After that I felt a new degree of sympathy for my brother and his broken leg when he was only 14 years old - a very complicated fracture that required a metal plate and screws along with a skin graft. That experience shaped the rest of his life and I understand now more than ever why. Pain doesn’t really ever fade. It just migrates quietly into the deepest recesses of your brain and settles there, festering. And the people that need to won’t listen.

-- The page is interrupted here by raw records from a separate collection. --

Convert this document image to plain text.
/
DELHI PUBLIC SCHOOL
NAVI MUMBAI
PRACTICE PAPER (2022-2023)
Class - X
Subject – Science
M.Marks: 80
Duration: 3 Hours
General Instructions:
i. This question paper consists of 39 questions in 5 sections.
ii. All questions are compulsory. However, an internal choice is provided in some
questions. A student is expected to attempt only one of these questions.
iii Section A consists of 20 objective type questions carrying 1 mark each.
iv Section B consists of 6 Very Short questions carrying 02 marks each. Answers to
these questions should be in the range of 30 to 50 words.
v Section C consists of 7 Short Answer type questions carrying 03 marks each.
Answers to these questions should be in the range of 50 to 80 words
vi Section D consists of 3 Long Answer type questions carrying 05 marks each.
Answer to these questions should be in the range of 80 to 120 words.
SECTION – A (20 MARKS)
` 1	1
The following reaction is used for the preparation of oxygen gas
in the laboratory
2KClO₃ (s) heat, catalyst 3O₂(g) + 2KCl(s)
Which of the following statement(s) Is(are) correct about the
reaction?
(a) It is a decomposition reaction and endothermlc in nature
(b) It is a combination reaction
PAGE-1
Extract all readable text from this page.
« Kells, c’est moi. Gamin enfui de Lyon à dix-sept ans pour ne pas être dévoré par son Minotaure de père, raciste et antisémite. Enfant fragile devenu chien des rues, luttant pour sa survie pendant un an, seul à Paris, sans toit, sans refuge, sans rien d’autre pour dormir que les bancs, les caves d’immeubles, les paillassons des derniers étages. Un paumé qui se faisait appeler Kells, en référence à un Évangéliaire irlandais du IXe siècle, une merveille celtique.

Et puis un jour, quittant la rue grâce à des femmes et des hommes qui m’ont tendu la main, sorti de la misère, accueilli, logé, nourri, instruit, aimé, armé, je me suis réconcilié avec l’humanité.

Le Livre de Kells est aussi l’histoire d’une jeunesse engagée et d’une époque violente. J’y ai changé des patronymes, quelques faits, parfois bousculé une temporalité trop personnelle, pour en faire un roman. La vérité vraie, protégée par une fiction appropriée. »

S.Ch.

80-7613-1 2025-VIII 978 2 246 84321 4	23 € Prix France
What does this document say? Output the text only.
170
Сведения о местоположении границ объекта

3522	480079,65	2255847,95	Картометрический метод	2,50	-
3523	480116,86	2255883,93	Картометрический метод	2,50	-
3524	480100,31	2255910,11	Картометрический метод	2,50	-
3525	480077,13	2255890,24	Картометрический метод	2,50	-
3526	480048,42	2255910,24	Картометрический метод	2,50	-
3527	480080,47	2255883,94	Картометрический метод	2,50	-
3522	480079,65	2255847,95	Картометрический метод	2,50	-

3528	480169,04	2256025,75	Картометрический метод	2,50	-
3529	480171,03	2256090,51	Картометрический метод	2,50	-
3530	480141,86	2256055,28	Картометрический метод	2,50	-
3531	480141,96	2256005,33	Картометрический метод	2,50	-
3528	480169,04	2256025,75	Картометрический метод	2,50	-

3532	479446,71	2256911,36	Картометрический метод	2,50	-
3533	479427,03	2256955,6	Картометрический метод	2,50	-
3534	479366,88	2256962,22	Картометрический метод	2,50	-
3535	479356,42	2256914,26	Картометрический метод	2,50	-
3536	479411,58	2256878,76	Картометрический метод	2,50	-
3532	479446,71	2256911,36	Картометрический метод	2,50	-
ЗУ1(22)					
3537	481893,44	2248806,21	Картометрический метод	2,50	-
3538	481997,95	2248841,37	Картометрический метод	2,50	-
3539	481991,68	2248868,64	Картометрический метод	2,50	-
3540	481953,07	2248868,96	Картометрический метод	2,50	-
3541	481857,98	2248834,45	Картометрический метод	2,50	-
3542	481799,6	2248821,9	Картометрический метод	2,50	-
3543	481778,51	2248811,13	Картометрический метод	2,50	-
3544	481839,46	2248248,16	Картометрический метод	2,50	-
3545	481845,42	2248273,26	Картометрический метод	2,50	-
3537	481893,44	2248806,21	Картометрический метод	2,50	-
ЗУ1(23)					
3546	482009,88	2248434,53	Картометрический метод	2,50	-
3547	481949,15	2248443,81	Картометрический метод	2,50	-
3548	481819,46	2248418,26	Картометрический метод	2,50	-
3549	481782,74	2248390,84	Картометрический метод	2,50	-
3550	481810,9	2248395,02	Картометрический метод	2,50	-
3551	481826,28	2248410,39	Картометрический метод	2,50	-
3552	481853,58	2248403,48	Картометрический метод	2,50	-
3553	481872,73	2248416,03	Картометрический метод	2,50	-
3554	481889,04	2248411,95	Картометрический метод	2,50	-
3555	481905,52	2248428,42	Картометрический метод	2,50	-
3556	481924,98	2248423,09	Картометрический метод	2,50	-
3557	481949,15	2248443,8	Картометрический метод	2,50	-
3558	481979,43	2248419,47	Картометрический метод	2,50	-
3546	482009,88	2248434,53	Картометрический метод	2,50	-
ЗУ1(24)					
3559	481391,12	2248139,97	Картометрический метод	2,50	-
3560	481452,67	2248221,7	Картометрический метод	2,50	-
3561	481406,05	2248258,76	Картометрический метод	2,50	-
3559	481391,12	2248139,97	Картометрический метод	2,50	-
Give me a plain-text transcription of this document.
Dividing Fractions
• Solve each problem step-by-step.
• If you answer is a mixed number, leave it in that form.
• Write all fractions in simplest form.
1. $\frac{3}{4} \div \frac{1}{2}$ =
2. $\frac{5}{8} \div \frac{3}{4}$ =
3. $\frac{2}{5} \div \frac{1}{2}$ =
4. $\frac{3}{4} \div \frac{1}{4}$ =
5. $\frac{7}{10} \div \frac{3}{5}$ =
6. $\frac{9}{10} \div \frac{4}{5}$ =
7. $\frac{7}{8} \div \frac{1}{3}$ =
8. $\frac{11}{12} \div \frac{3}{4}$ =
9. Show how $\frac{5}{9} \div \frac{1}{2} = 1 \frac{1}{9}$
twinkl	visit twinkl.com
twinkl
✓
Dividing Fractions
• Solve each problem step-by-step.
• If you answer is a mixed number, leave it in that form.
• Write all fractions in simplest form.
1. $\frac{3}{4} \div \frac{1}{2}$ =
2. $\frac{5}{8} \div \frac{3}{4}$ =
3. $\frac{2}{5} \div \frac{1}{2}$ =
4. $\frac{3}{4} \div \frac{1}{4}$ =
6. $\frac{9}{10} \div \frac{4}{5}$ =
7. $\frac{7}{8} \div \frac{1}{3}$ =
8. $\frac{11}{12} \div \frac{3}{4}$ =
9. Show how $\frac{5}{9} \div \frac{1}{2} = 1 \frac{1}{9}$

The point here isn’t to scare anyone away from getting a biopsy done when it’s needed, but rather that pesky monkey that holds its ears shut. That medical industry mentality that persists, insisting the patient doesn’t know their own body and that one’s medical history is not all that relevant, because we’re all the same, right? (Oh, I will get to the one-size-fits-all-monkey!!) Maybe everyone feels this level of pain during a breast biopsy and I’m just a wuss, I don’t know, but either way these things need to be recorded because that’s the only way we can make improvements. When my family moved to South Carolina a year after, my new oncologist suggested a biopsy of the neoplasm that had formed and I shook my head. With a compassionate frown he asked “Why not?” There was a playful undertone that felt like an unspoken line of “What’s the big deal?” I broke into instant tears (which really isn’t typical for me) and explained. And while he listened, none of that made it into the records either. Not that I felt serious pain during a previous biopsy, nor that I was now deathly afraid of another, despite the fact that it could dictate the line of treatment for a deadly disease. General anesthesia didn’t even come up as an option because at that point I was marked as the stubborn whiny problem patient, like so many times before.